Saddled with a sob backstory and emitting only the stately presence we’re used to seeing from veteran actor Hopkins, he gives the film an anchor of reality, even if he happens to be someone who can see the future by simply brushing up against people or focusing on a multitude of possible outcomes by looking around the room. It’s preposterous, but he somehow sells the idea.

Less involving is the straightforward narrative of this incongruous stable of people tracking the highly elusive killer, prone to leaving taunting notes, such as the exact time they’ll walk into a murder scene or prerecording his own conversation to be projected onto a wall when the cops get too close. Only in movies such as this does the killer work so aggressively and precisely to chart and tease every move. It almost becomes exhaustive watching the intricate cat and mouse game established by a screenplay that overwrites every single action from motivation to three act structure.

Outside of the plot schematics, even more hurdles arise when Cowles, an intelligent FBI profiler herself, clashes with the metaphysical nature of Clancy’s abilities. Not only is their philosophical idea about the nature of criminals starkly different, but Clancy allows himself one good linguistic potshot just as their relationship begins. Their banter, early on, promises more than is delivered.

Replete with the usual red herrings, personal conflicts and sharp one-liners about a woman being sexier if she carries a gun, Poyart’s Solace never breaks from the mold of the grim precedents set by filmmakers decades ago, such as Alex Proyas or especially David Fincher. Set primarily at night, in driving rainstorms or in peeling and dilapidated housing tenements and freeway underpasses (in which the film’s most stirring set piece occurs), Solace is a largely unsuccessful thriller pieced together, both visually and thematically, from far superior efforts.

Still, it is good to see Hopkins back on screen.
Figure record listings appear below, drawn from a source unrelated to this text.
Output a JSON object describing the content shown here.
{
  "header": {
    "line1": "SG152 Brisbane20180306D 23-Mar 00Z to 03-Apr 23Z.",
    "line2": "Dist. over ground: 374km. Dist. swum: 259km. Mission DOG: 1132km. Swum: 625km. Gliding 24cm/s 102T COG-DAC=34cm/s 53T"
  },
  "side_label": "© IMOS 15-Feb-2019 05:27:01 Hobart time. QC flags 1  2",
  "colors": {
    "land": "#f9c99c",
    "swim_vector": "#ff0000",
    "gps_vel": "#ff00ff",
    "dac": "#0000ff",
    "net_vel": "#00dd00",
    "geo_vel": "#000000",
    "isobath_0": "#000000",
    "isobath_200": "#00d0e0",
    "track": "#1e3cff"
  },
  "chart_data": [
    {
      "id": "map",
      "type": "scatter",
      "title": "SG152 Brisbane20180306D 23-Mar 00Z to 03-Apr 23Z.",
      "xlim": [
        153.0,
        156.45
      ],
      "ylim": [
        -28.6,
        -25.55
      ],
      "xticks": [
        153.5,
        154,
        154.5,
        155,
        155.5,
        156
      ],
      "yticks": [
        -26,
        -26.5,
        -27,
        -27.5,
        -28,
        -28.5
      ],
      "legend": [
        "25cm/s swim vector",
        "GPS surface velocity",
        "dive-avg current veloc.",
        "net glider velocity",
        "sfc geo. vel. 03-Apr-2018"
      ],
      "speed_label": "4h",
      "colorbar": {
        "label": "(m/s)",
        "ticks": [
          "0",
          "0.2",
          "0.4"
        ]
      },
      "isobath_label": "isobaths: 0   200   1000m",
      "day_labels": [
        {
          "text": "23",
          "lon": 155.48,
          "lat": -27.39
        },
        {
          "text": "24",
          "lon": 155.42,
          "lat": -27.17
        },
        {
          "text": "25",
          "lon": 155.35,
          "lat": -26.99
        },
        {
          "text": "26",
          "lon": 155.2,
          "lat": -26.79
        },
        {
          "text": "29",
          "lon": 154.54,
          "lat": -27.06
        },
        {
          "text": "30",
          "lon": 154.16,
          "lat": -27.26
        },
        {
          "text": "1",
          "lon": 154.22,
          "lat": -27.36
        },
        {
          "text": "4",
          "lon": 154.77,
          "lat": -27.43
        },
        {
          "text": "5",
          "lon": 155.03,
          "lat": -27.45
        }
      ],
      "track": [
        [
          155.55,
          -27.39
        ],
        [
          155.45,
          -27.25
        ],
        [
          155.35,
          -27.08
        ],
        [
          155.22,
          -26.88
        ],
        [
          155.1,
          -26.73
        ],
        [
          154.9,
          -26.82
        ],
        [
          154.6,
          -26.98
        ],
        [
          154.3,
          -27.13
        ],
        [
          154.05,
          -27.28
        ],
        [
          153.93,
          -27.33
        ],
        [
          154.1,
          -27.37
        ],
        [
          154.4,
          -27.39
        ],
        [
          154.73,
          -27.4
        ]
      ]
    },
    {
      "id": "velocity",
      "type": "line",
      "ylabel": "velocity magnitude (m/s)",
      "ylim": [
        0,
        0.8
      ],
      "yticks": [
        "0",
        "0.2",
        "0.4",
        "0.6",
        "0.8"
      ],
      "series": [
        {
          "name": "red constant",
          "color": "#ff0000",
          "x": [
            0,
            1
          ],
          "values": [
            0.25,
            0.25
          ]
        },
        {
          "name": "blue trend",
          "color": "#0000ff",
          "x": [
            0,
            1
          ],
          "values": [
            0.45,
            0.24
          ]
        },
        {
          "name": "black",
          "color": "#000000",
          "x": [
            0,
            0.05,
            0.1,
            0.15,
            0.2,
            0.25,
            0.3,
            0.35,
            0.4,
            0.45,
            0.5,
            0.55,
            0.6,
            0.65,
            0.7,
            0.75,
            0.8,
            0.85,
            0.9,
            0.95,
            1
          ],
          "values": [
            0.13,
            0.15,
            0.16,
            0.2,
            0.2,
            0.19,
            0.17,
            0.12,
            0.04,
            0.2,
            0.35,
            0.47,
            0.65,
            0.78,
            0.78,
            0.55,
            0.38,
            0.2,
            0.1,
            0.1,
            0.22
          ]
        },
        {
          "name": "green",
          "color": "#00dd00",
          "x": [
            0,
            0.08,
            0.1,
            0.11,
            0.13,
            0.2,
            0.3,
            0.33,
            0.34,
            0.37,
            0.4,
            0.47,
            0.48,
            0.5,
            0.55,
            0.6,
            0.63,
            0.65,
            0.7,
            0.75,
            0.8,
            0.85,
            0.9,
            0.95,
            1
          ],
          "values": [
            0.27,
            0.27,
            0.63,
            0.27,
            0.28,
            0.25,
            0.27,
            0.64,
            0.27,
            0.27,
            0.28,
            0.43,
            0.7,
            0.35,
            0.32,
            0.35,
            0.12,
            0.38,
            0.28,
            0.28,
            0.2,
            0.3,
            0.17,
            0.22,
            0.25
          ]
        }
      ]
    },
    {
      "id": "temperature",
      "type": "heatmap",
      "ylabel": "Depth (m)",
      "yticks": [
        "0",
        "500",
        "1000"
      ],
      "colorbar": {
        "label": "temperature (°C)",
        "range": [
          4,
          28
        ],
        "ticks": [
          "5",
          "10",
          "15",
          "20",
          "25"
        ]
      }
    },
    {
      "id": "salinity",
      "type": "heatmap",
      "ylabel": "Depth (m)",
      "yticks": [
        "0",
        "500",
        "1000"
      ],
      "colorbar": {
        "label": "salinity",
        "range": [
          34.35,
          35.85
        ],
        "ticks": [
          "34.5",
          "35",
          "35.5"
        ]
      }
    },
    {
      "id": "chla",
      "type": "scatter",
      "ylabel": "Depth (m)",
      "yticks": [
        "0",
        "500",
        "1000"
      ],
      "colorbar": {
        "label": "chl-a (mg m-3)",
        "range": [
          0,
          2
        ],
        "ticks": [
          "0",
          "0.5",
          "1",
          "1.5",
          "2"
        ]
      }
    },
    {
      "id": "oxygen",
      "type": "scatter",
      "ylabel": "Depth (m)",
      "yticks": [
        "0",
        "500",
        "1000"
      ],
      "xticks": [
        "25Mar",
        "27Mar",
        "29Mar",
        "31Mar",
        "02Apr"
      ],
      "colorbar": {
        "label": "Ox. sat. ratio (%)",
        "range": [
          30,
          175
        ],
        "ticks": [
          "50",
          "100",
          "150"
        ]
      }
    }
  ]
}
Relegating himself to smaller supporting roles in marginalized films (such as Misconduct with Al Pacino earlier this year), I guess he’s not really following up with his intention to retire, which makes cinema that much more alluring, even if he’s involved with something lackluster such as this.

Solace opens in the Dallas/Fort Worth area on Friday, December 16 at the AMC Mesquite 30 Imax.